Sedangkan tujuan ketiga adalah untuk
melakukan reproduksi dan kaderisasi ulama. Pemahaman tentang ulama bukan lagi
terbatas pada mereka yang hanya menguasai al-‘ulum al-naqliyah (perenial
knowledge), tetapi juga mereka yang menguasai al-‘ulum al-‘aqliyah
(acquired knowledge), serta menjadikan al-‘ulum al-naqliyah (perenial
knowledge) sebagai landasan, spirit serta ancangan bagi dan mewarnai
pengembangan al-‘ulum al-‘aqliyah (acquired knowledge) tersebut.

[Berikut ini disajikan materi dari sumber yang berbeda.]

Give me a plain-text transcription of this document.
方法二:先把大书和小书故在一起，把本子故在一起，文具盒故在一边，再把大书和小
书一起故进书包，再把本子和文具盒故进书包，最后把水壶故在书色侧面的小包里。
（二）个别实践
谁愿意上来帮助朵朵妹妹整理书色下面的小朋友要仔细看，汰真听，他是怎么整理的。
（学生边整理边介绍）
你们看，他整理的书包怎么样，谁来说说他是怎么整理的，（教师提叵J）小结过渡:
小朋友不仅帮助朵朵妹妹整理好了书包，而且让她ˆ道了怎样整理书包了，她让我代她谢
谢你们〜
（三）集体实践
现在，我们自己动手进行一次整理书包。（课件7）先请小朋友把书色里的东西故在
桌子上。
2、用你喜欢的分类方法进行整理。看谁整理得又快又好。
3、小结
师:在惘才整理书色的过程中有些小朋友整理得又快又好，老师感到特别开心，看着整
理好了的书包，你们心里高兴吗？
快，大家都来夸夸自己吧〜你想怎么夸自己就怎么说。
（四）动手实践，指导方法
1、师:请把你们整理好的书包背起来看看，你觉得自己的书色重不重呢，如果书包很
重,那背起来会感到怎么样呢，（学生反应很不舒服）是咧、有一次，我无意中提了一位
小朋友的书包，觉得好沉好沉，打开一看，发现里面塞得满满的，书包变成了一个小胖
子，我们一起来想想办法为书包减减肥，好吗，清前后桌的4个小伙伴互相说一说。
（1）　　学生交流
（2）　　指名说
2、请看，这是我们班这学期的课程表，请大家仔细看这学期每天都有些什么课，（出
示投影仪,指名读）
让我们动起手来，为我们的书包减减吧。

Dilihat dari sudut pandang tersebut, maka
studi keislaman akan mengalami pemekaran makna, yaitu: Pertama, studi
Islam sebagai sumber ajaran yang merupakan wahyu Ilahi yang terhimpun dalam
al-Quran dan al-sunnah atau al-Hadits. Dalam bidang yang pertama ini, studi
Islam bertumpu pada studi kewahyuan yang diwujudkan dalam bentuk mata kuliah
sumber ajaran (al-Quran) dan al-hadits beserta seperangkat ilmu yang terkait
langsung dengannya, seperti ‘ulum al-Quran, ‘ulum al-hadits dan
lain-lainnya.
Kedua, studi Islam sebagai bagian
dari pemikiran atau bagian dari fiqh dalam arti luas. Dalam sejarah pemikiran
Islam setidak-tidaknya ada lima bidang pemikiran Islam yang menonjol, yaitu:
Akidah-teologi (‘ilm al-kalam), hukum dalam arti luas (syariah),
filsafat (hikmah/’irfan/falsafah), akhlak-sufisme (tashawwuf), dan ilmu
pengetahuan-teknologi seni (‘ulum al-dunyawiyah), yang mencakup
bidang-bidang yang cukup luas mulai dari IPA dan matematika hingga arsitektur
dan astronomi. Ketiga, studi
Islam sebagaimana yang dialami, diamalkan dan diterapkan dalam
kehidupan. Dengan bersumber pada
al-Quran dan al-sunnah, yang kemudian dijabarkan dalam berbagai pemikiran,
ajaran Islam kemudian diamalkan dan diterapkan oleh umat Islam hingga membentuk
peradaban Islam yang telah berabad-abad menyinari dunia, sebagaimana tercemin
dalam jurusan tarbiyah dan dakwah.
Kajian yang dikembangkan pada Perguruan
Tinggi Agama Islam akhir-akhir ini tidak sekedar menekankan pada pengembangan ilmu
pengetahuan ajaran Islam dalam pengertian al-‘ulum al-naqliyah atau
ilmu-ilmu tanziliyah (bersumber wahyu), tetapi sekaligus menyangkut
kajian al-‘ulum al-‘aqliyah atau ilmu-ilmu kauniyah (bersumber
alam semesta ciptaan Tuhan) yang bersifat empiris. Pengembangan al-‘ulum
al-naqliyah atau tanziliyah semata telah mendapat kritik, yaitu
bahwa paradigm yang mendasarinya dianggap kurang relevan lagi dengan
perkembangan ilmu pengetahuan dan tuntutan pengembangunan nasional, karena
bersifat sangat sektoral, hanya memenuhi satu sektor tertentu dalam kehidupan
Islam di Indonesia, yaitu memenuhi kebutuhan akan sarjana-sarjana yang
mendapatkan pengetahuan tinggi mengenai agama Islam. Dengan demikian lebih
mengabadikan faham dualisme atau dikotomi, dan melahirkan over
specialization, bahkan terjadi isolasi akademik (Tilaar, 1998).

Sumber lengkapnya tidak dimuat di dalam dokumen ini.